Thursday, October 09, 2008

The Windhover

The 35th Poem of the Week is Gerard Manley Hopkins's 'The Windhover' :-

I caught this morning morning's minion, king-
dom of daylight's dauphin, dapple-dawn-drawn Falcon, in his riding
Of the rolling level underneath him steady air, and striding
High there, how he rung upon the rein of a wimpling wing
In his ecstasy! then off, off forth on swing,
As a skate's heel sweeps smooth on a bow-bend: the hurl and gliding
Rebuffed the big wind. My heart in hiding
Stirred for a bird -- the achieve of; the mastery of the thing!

Brute beauty and valour and act, oh, air, pride, plume, here
Buckle! AND the fire that breaks from thee then, a billion
Times told lovelier, more dangerous. O my chevalier!
No wonder of it: shéer plód makes plough down sillion
Shine, and blue-bleak embers, ah my dear,
Fall, gall themselves, and gash gold-vermillion.

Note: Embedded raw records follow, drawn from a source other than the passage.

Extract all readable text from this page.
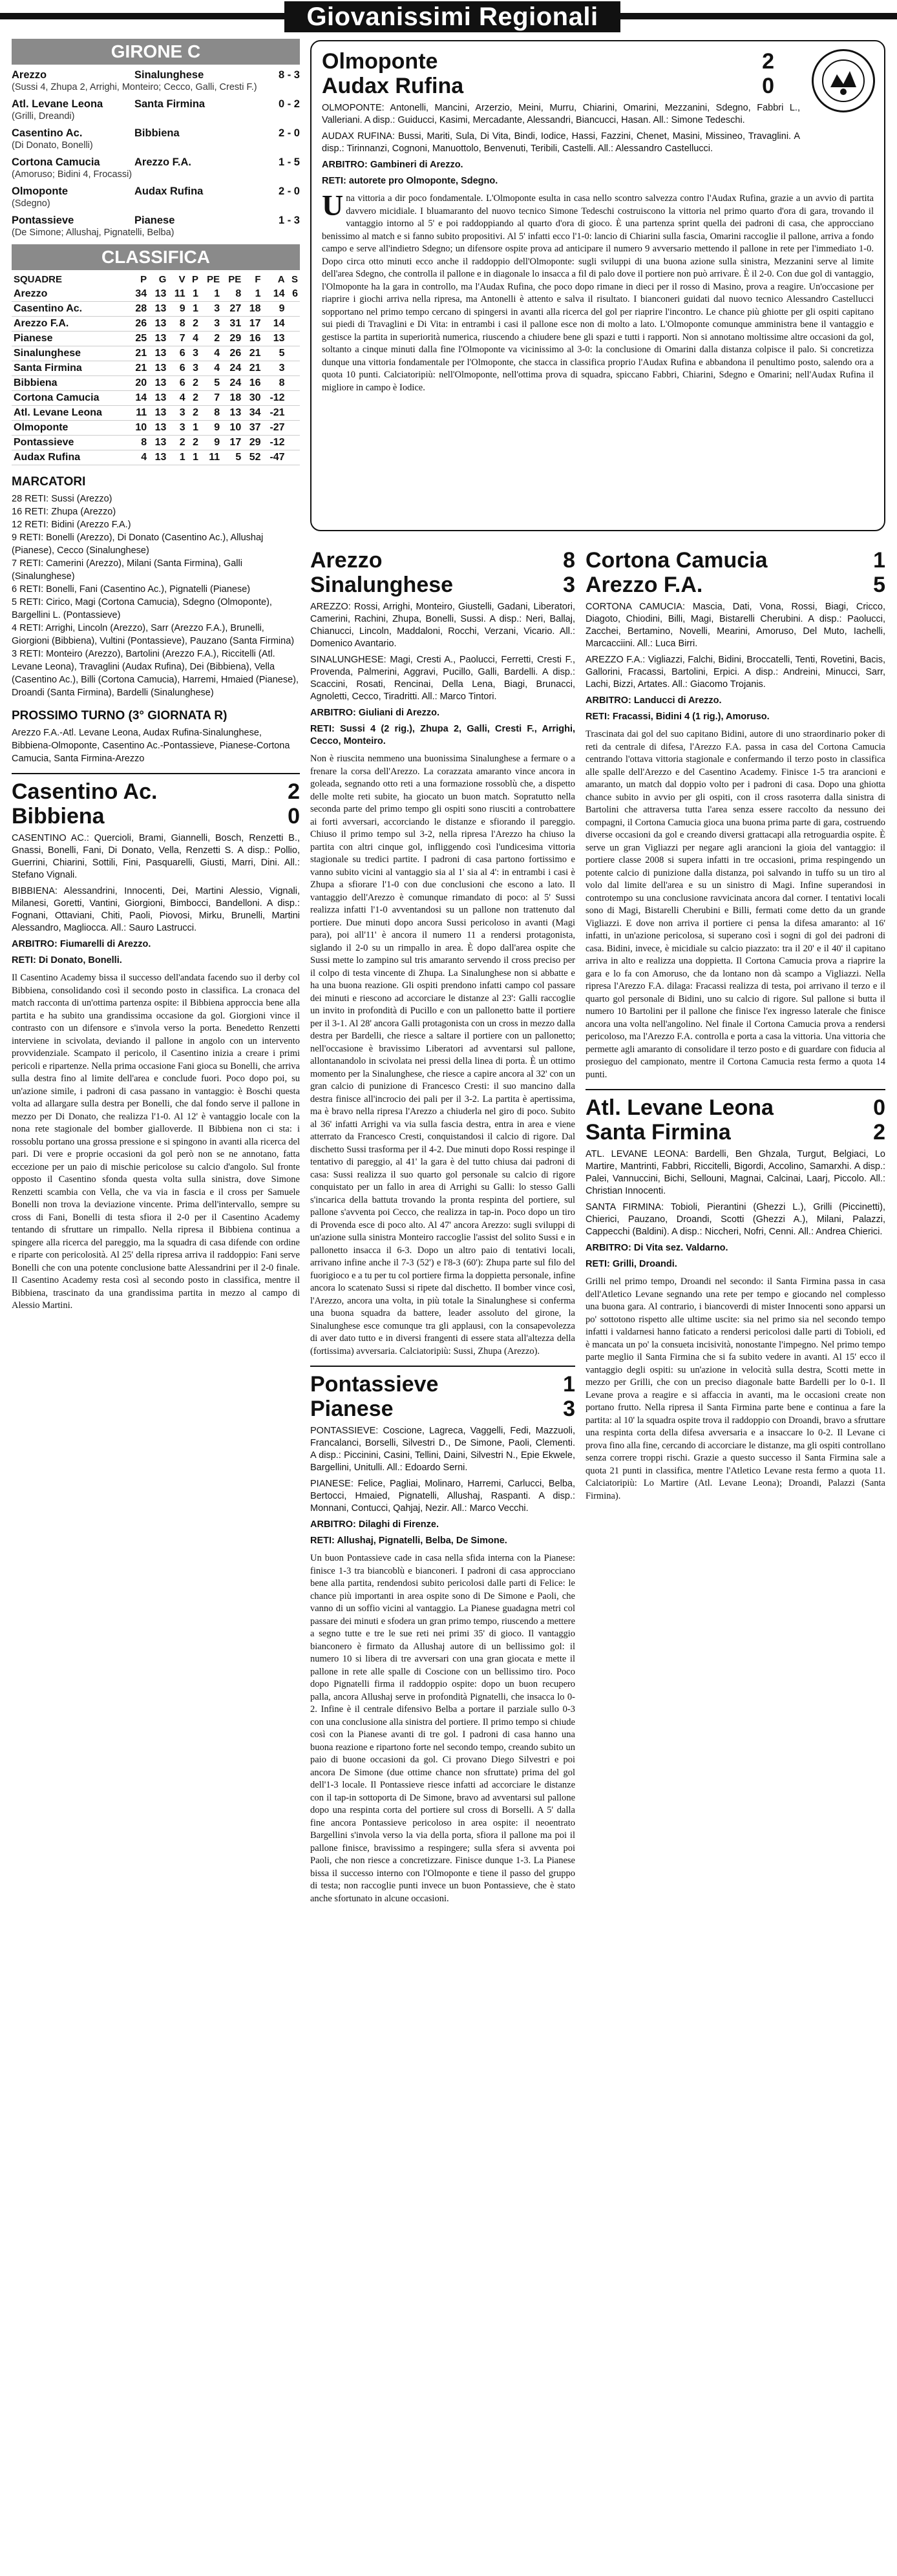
Giovanissimi Regionali
GIRONE C
Arezzo	Sinalunghese	8 - 3
(Sussi 4, Zhupa 2, Arrighi, Monteiro; Cecco, Galli, Cresti F.)
Atl. Levane Leona	Santa Firmina	0 - 2
(Grilli, Dreandi)
Casentino Ac.	Bibbiena	2 - 0
(Di Donato, Bonelli)
Cortona Camucia	Arezzo F.A.	1 - 5
(Amoruso; Bidini 4, Frocassi)
Olmoponte	Audax Rufina	2 - 0
(Sdegno)
Pontassieve	Pianese	1 - 3
(De Simone; Allushaj, Pignatelli, Belba)
CLASSIFICA
SQUADRE	P	G	V	P	PE	PE	F	A	S
Arezzo	34	13	11	1	1	8	1	14	6
Casentino Ac.	28	13	9	1	3	27	18	9	
Arezzo F.A.	26	13	8	2	3	31	17	14	
Pianese	25	13	7	4	2	29	16	13	
Sinalunghese	21	13	6	3	4	26	21	5	
Santa Firmina	21	13	6	3	4	24	21	3	
Bibbiena	20	13	6	2	5	24	16	8	
Cortona Camucia	14	13	4	2	7	18	30	-12	
Atl. Levane Leona	11	13	3	2	8	13	34	-21	
Olmoponte	10	13	3	1	9	10	37	-27	
Pontassieve	8	13	2	2	9	17	29	-12	
Audax Rufina	4	13	1	1	11	5	52	-47	
MARCATORI
28 RETI: Sussi (Arezzo)
16 RETI: Zhupa (Arezzo)
12 RETI: Bidini (Arezzo F.A.)
9 RETI: Bonelli (Arezzo), Di Donato (Casentino Ac.), Allushaj (Pianese), Cecco (Sinalunghese)
7 RETI: Camerini (Arezzo), Milani (Santa Firmina), Galli (Sinalunghese)
6 RETI: Bonelli, Fani (Casentino Ac.), Pignatelli (Pianese)
5 RETI: Cirico, Magi (Cortona Camucia), Sdegno (Olmoponte), Bargellini L. (Pontassieve)
4 RETI: Arrighi, Lincoln (Arezzo), Sarr (Arezzo F.A.), Brunelli, Giorgioni (Bibbiena), Vultini (Pontassieve), Pauzano (Santa Firmina)
3 RETI: Monteiro (Arezzo), Bartolini (Arezzo F.A.), Riccitelli (Atl. Levane Leona), Travaglini (Audax Rufina), Dei (Bibbiena), Vella (Casentino Ac.), Billi (Cortona Camucia), Harremi, Hmaied (Pianese), Droandi (Santa Firmina), Bardelli (Sinalunghese)
PROSSIMO TURNO (3° GIORNATA R)
Arezzo F.A.-Atl. Levane Leona, Audax Rufina-Sinalunghese, Bibbiena-Olmoponte, Casentino Ac.-Pontassieve, Pianese-Cortona Camucia, Santa Firmina-Arezzo
Casentino Ac.	2
Bibbiena	0
CASENTINO AC.: Quercioli, Brami, Giannelli, Bosch, Renzetti B., Gnassi, Bonelli, Fani, Di Donato, Vella, Renzetti S. A disp.: Pollio, Guerrini, Chiarini, Sottili, Fini, Pasquarelli, Giusti, Marri, Dini. All.: Stefano Vignali.
BIBBIENA: Alessandrini, Innocenti, Dei, Martini Alessio, Vignali, Milanesi, Goretti, Vantini, Giorgioni, Bimbocci, Bandelloni. A disp.: Fognani, Ottaviani, Chiti, Paoli, Piovosi, Mirku, Brunelli, Martini Alessandro, Magliocca. All.: Sauro Lastrucci.
ARBITRO: Fiumarelli di Arezzo.
RETI: Di Donato, Bonelli.
Il Casentino Academy bissa il successo dell'andata facendo suo il derby col Bibbiena, consolidando così il secondo posto in classifica. La cronaca del match racconta di un'ottima partenza ospite: il Bibbiena approccia bene alla partita e ha subito una grandissima occasione da gol. Giorgioni vince il contrasto con un difensore e s'invola verso la porta. Benedetto Renzetti interviene in scivolata, deviando il pallone in angolo con un intervento provvidenziale. Scampato il pericolo, il Casentino inizia a creare i primi pericoli e ripartenze. Nella prima occasione Fani gioca su Bonelli, che arriva sulla destra fino al limite dell'area e conclude fuori. Poco dopo poi, su un'azione simile, i padroni di casa passano in vantaggio: è Boschi questa volta ad allargare sulla destra per Bonelli, che dal fondo serve il pallone in mezzo per Di Donato, che realizza l'1-0. Al 12' è vantaggio locale con la nona rete stagionale del bomber gialloverde. Il Bibbiena non ci sta: i rossoblu portano una grossa pressione e si spingono in avanti alla ricerca del pari. Di vere e proprie occasioni da gol però non se ne annotano, fatta eccezione per un paio di mischie pericolose su calcio d'angolo. Sul fronte opposto il Casentino sfonda questa volta sulla sinistra, dove Simone Renzetti scambia con Vella, che va via in fascia e il cross per Samuele Bonelli non trova la deviazione vincente. Prima dell'intervallo, sempre su cross di Fani, Bonelli di testa sfiora il 2-0 per il Casentino Academy tentando di sfruttare un rimpallo. Nella ripresa il Bibbiena continua a spingere alla ricerca del pareggio, ma la squadra di casa difende con ordine e riparte con pericolosità. Al 25' della ripresa arriva il raddoppio: Fani serve Bonelli che con una potente conclusione batte Alessandrini per il 2-0 finale. Il Casentino Academy resta così al secondo posto in classifica, mentre il Bibbiena, trascinato da una grandissima partita in mezzo al campo di Alessio Martini.
Olmoponte	2
Audax Rufina	0
OLMOPONTE: Antonelli, Mancini, Arzerzio, Meini, Murru, Chiarini, Omarini, Mezzanini, Sdegno, Fabbri L., Valleriani. A disp.: Guiducci, Kasimi, Mercadante, Alessandri, Biancucci, Hasan. All.: Simone Tedeschi.
AUDAX RUFINA: Bussi, Mariti, Sula, Di Vita, Bindi, Iodice, Hassi, Fazzini, Chenet, Masini, Missineo, Travaglini. A disp.: Tirinnanzi, Cognoni, Manuottolo, Benvenuti, Teribili, Castelli. All.: Alessandro Castellucci.
ARBITRO: Gambineri di Arezzo.
RETI: autorete pro Olmoponte, Sdegno.
Una vittoria a dir poco fondamentale. L'Olmoponte esulta in casa nello scontro salvezza contro l'Audax Rufina, grazie a un avvio di partita davvero micidiale. I bluamaranto del nuovo tecnico Simone Tedeschi costruiscono la vittoria nel primo quarto d'ora di gara, trovando il vantaggio intorno al 5' e poi raddoppiando al quarto d'ora di gioco. È una partenza sprint quella dei padroni di casa, che approcciano benissimo al match e si fanno subito propositivi. Al 5' infatti ecco l'1-0: lancio di Chiarini sulla fascia, Omarini raccoglie il pallone, arriva a fondo campo e serve all'indietro Sdegno; un difensore ospite prova ad anticipare il numero 9 avversario mettendo il pallone in rete per l'immediato 1-0. Dopo circa otto minuti ecco anche il raddoppio dell'Olmoponte: sugli sviluppi di una buona azione sulla sinistra, Mezzanini serve al limite dell'area Sdegno, che controlla il pallone e in diagonale lo insacca a fil di palo dove il portiere non può arrivare. È il 2-0. Con due gol di vantaggio, l'Olmoponte ha la gara in controllo, ma l'Audax Rufina, che poco dopo rimane in dieci per il rosso di Masino, prova a reagire. Un'occasione per riaprire i giochi arriva nella ripresa, ma Antonelli è attento e salva il risultato. I bianconeri guidati dal nuovo tecnico Alessandro Castellucci sopportano nel primo tempo cercano di spingersi in avanti alla ricerca del gol per riaprire l'incontro. Le chance più ghiotte per gli ospiti capitano sui piedi di Travaglini e Di Vita: in entrambi i casi il pallone esce non di molto a lato. L'Olmoponte comunque amministra bene il vantaggio e gestisce la partita in superiorità numerica, riuscendo a chiudere bene gli spazi e tutti i rapporti. Non si annotano moltissime altre occasioni da gol, soltanto a cinque minuti dalla fine l'Olmoponte va vicinissimo al 3-0: la conclusione di Omarini dalla distanza colpisce il palo. Si concretizza dunque una vittoria fondamentale per l'Olmoponte, che stacca in classifica proprio l'Audax Rufina e abbandona il penultimo posto, salendo ora a quota 10 punti. Calciatoripiù: nell'Olmoponte, nell'ottima prova di squadra, spiccano Fabbri, Chiarini, Sdegno e Omarini; nell'Audax Rufina il migliore in campo è Iodice.
Arezzo	8
Sinalunghese	3
AREZZO: Rossi, Arrighi, Monteiro, Giustelli, Gadani, Liberatori, Camerini, Rachini, Zhupa, Bonelli, Sussi. A disp.: Neri, Ballaj, Chianucci, Lincoln, Maddaloni, Rocchi, Verzani, Vicario. All.: Domenico Avantario.
SINALUNGHESE: Magi, Cresti A., Paolucci, Ferretti, Cresti F., Provenda, Palmerini, Aggravi, Pucillo, Galli, Bardelli. A disp.: Scaccini, Rosati, Rencinai, Della Lena, Biagi, Brunacci, Agnoletti, Cecco, Tiradritti. All.: Marco Tintori.
ARBITRO: Giuliani di Arezzo.
RETI: Sussi 4 (2 rig.), Zhupa 2, Galli, Cresti F., Arrighi, Cecco, Monteiro.
Non è riuscita nemmeno una buonissima Sinalunghese a fermare o a frenare la corsa dell'Arezzo. La corazzata amaranto vince ancora in goleada, segnando otto reti a una formazione rossoblù che, a dispetto delle molte reti subite, ha giocato un buon match. Sopratutto nella seconda parte del primo tempo gli ospiti sono riusciti a controbattere ai forti avversari, accorciando le distanze e sfiorando il pareggio. Chiuso il primo tempo sul 3-2, nella ripresa l'Arezzo ha chiuso la partita con altri cinque gol, infliggendo così l'undicesima vittoria stagionale su tredici partite. I padroni di casa partono fortissimo e vanno subito vicini al vantaggio sia al 1' sia al 4': in entrambi i casi è Zhupa a sfiorare l'1-0 con due conclusioni che escono a lato. Il vantaggio dell'Arezzo è comunque rimandato di poco: al 5' Sussi realizza infatti l'1-0 avventandosi su un pallone non trattenuto dal portiere. Due minuti dopo ancora Sussi pericoloso in avanti (Magi para), poi all'11' è ancora il numero 11 a rendersi protagonista, siglando il 2-0 su un rimpallo in area. È dopo dall'area ospite che Sussi mette lo zampino sul tris amaranto servendo il cross preciso per il colpo di testa vincente di Zhupa. La Sinalunghese non si abbatte e ha una buona reazione. Gli ospiti prendono infatti campo col passare dei minuti e riescono ad accorciare le distanze al 23': Galli raccoglie un invito in profondità di Pucillo e con un pallonetto batte il portiere per il 3-1. Al 28' ancora Galli protagonista con un cross in mezzo dalla destra per Bardelli, che riesce a saltare il portiere con un pallonetto; nell'occasione è bravissimo Liberatori ad avventarsi sul pallone, allontanandolo in scivolata nei pressi della linea di porta. È un ottimo momento per la Sinalunghese, che riesce a capire ancora al 32' con un gran calcio di punizione di Francesco Cresti: il suo mancino dalla destra finisce all'incrocio dei pali per il 3-2. La partita è apertissima, ma è bravo nella ripresa l'Arezzo a chiuderla nel giro di poco. Subito al 36' infatti Arrighi va via sulla fascia destra, entra in area e viene atterrato da Francesco Cresti, conquistandosi il calcio di rigore. Dal dischetto Sussi trasforma per il 4-2. Due minuti dopo Rossi respinge il tentativo di pareggio, al 41' la gara è del tutto chiusa dai padroni di casa: Sussi realizza il suo quarto gol personale su calcio di rigore conquistato per un fallo in area di Arrighi su Galli: lo stesso Galli s'incarica della battuta trovando la pronta respinta del portiere, sul pallone s'avventa poi Cecco, che realizza in tap-in. Poco dopo un tiro di Provenda esce di poco alto. Al 47' ancora Arezzo: sugli sviluppi di un'azione sulla sinistra Monteiro raccoglie l'assist del solito Sussi e in pallonetto insacca il 6-3. Dopo un altro paio di tentativi locali, arrivano infine anche il 7-3 (52') e l'8-3 (60'): Zhupa parte sul filo del fuorigioco e a tu per tu col portiere firma la doppietta personale, infine ancora lo scatenato Sussi si ripete dal dischetto. Il bomber vince così, l'Arezzo, ancora una volta, in più totale la Sinalunghese si conferma una buona squadra da battere, leader assoluto del girone, la Sinalunghese esce comunque tra gli applausi, con la consapevolezza di aver dato tutto e in diversi frangenti di essere stata all'altezza della (fortissima) avversaria. Calciatoripiù: Sussi, Zhupa (Arezzo).
Pontassieve	1
Pianese	3
PONTASSIEVE: Coscione, Lagreca, Vaggelli, Fedi, Mazzuoli, Francalanci, Borselli, Silvestri D., De Simone, Paoli, Clementi. A disp.: Piccinini, Casini, Tellini, Daini, Silvestri N., Epie Ekwele, Bargellini, Unitulli. All.: Edoardo Serni.
PIANESE: Felice, Pagliai, Molinaro, Harremi, Carlucci, Belba, Bertocci, Hmaied, Pignatelli, Allushaj, Raspanti. A disp.: Monnani, Contucci, Qahjaj, Nezir. All.: Marco Vecchi.
ARBITRO: Dilaghi di Firenze.
RETI: Allushaj, Pignatelli, Belba, De Simone.
Un buon Pontassieve cade in casa nella sfida interna con la Pianese: finisce 1-3 tra biancoblù e bianconeri. I padroni di casa approcciano bene alla partita, rendendosi subito pericolosi dalle parti di Felice: le chance più importanti in area ospite sono di De Simone e Paoli, che vanno di un soffio vicini al vantaggio. La Pianese guadagna metri col passare dei minuti e sfodera un gran primo tempo, riuscendo a mettere a segno tutte e tre le sue reti nei primi 35' di gioco. Il vantaggio bianconero è firmato da Allushaj autore di un bellissimo gol: il numero 10 si libera di tre avversari con una gran giocata e mette il pallone in rete alle spalle di Coscione con un bellissimo tiro. Poco dopo Pignatelli firma il raddoppio ospite: dopo un buon recupero palla, ancora Allushaj serve in profondità Pignatelli, che insacca lo 0-2. Infine è il centrale difensivo Belba a portare il parziale sullo 0-3 con una conclusione alla sinistra del portiere. Il primo tempo si chiude così con la Pianese avanti di tre gol. I padroni di casa hanno una buona reazione e ripartono forte nel secondo tempo, creando subito un paio di buone occasioni da gol. Ci provano Diego Silvestri e poi ancora De Simone (due ottime chance non sfruttate) prima del gol dell'1-3 locale. Il Pontassieve riesce infatti ad accorciare le distanze con il tap-in sottoporta di De Simone, bravo ad avventarsi sul pallone dopo una respinta corta del portiere sul cross di Borselli. A 5' dalla fine ancora Pontassieve pericoloso in area ospite: il neoentrato Bargellini s'invola verso la via della porta, sfiora il pallone ma poi il pallone finisce, bravissimo a respingere; sulla sfera si avventa poi Paoli, che non riesce a concretizzare. Finisce dunque 1-3. La Pianese bissa il successo interno con l'Olmoponte e tiene il passo del gruppo di testa; non raccoglie punti invece un buon Pontassieve, che è stato anche sfortunato in alcune occasioni.
Cortona Camucia	1
Arezzo F.A.	5
CORTONA CAMUCIA: Mascia, Dati, Vona, Rossi, Biagi, Cricco, Diagoto, Chiodini, Billi, Magi, Bistarelli Cherubini. A disp.: Paolucci, Zacchei, Bertamino, Novelli, Mearini, Amoruso, Del Muto, Iachelli, Marcacciini. All.: Luca Birri.
AREZZO F.A.: Vigliazzi, Falchi, Bidini, Broccatelli, Tenti, Rovetini, Bacis, Gallorini, Fracassi, Bartolini, Erpici. A disp.: Andreini, Minucci, Sarr, Lachi, Bizzi, Artates. All.: Giacomo Trojanis.
ARBITRO: Landucci di Arezzo.
RETI: Fracassi, Bidini 4 (1 rig.), Amoruso.
Trascinata dai gol del suo capitano Bidini, autore di uno straordinario poker di reti da centrale di difesa, l'Arezzo F.A. passa in casa del Cortona Camucia centrando l'ottava vittoria stagionale e confermando il terzo posto in classifica alle spalle dell'Arezzo e del Casentino Academy. Finisce 1-5 tra arancioni e amaranto, un match dal doppio volto per i padroni di casa. Dopo una ghiotta chance subito in avvio per gli ospiti, con il cross rasoterra dalla sinistra di Bartolini che attraversa tutta l'area senza essere raccolto da nessuno dei compagni, il Cortona Camucia gioca una buona prima parte di gara, costruendo diverse occasioni da gol e creando diversi grattacapi alla retroguardia ospite. È serve un gran Vigliazzi per negare agli arancioni la gioia del vantaggio: il portiere classe 2008 si supera infatti in tre occasioni, prima respingendo un potente calcio di punizione dalla distanza, poi salvando in tuffo su un tiro al volo dal limite dell'area e su un sinistro di Magi. Infine superandosi in controtempo su una conclusione ravvicinata ancora dal corner. I tentativi locali sono di Magi, Bistarelli Cherubini e Billi, fermati come detto da un grande Vigliazzi. E dove non arriva il portiere ci pensa la difesa amaranto: al 16' infatti, in un'azione pericolosa, si superano così i sogni di gol dei padroni di casa. Bidini, invece, è micidiale su calcio piazzato: tra il 20' e il 40' il capitano arriva in alto e realizza una doppietta. Il Cortona Camucia prova a riaprire la gara e lo fa con Amoruso, che da lontano non dà scampo a Vigliazzi. Nella ripresa l'Arezzo F.A. dilaga: Fracassi realizza di testa, poi arrivano il terzo e il quarto gol personale di Bidini, uno su calcio di rigore. Sul pallone si butta il numero 10 Bartolini per il pallone che finisce l'ex ingresso laterale che finisce ancora una volta nell'angolino. Nel finale il Cortona Camucia prova a rendersi pericoloso, ma l'Arezzo F.A. controlla e porta a casa la vittoria. Una vittoria che permette agli amaranto di consolidare il terzo posto e di guardare con fiducia al prosieguo del campionato, mentre il Cortona Camucia resta fermo a quota 14 punti.
Atl. Levane Leona	0
Santa Firmina	2
ATL. LEVANE LEONA: Bardelli, Ben Ghzala, Turgut, Belgiaci, Lo Martire, Mantrinti, Fabbri, Riccitelli, Bigordi, Accolino, Samarxhi. A disp.: Palei, Vannuccini, Bichi, Sellouni, Magnai, Calcinai, Laarj, Piccolo. All.: Christian Innocenti.
SANTA FIRMINA: Tobioli, Pierantini (Ghezzi L.), Grilli (Piccinetti), Chierici, Pauzano, Droandi, Scotti (Ghezzi A.), Milani, Palazzi, Cappecchi (Baldini). A disp.: Niccheri, Nofri, Cenni. All.: Andrea Chierici.
ARBITRO: Di Vita sez. Valdarno.
RETI: Grilli, Droandi.
Grilli nel primo tempo, Droandi nel secondo: il Santa Firmina passa in casa dell'Atletico Levane segnando una rete per tempo e giocando nel complesso una buona gara. Al contrario, i biancoverdi di mister Innocenti sono apparsi un po' sottotono rispetto alle ultime uscite: sia nel primo sia nel secondo tempo infatti i valdarnesi hanno faticato a rendersi pericolosi dalle parti di Tobioli, ed è mancata un po' la consueta incisività, nonostante l'impegno. Nel primo tempo parte meglio il Santa Firmina che si fa subito vedere in avanti. Al 15' ecco il vantaggio degli ospiti: su un'azione in velocità sulla destra, Scotti mette in mezzo per Grilli, che con un preciso diagonale batte Bardelli per lo 0-1. Il Levane prova a reagire e si affaccia in avanti, ma le occasioni create non portano frutto. Nella ripresa il Santa Firmina parte bene e continua a fare la partita: al 10' la squadra ospite trova il raddoppio con Droandi, bravo a sfruttare una respinta corta della difesa avversaria e a insaccare lo 0-2. Il Levane ci prova fino alla fine, cercando di accorciare le distanze, ma gli ospiti controllano senza correre troppi rischi. Grazie a questo successo il Santa Firmina sale a quota 21 punti in classifica, mentre l'Atletico Levane resta fermo a quota 11. Calciatoripiù: Lo Martire (Atl. Levane Leona); Droandi, Palazzi (Santa Firmina).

In Chapel this morning Mr Girdham read this poem and 'Hurrahing in Harvest' during a talk on the importance of sound in poetry. As part of this, two of our entrants for the Poetry Aloud competition at the National Library performed poems by Thomas Kinsella - William Maire recited 'A Garden on the Point', and Opeline Kellett 'Tara'.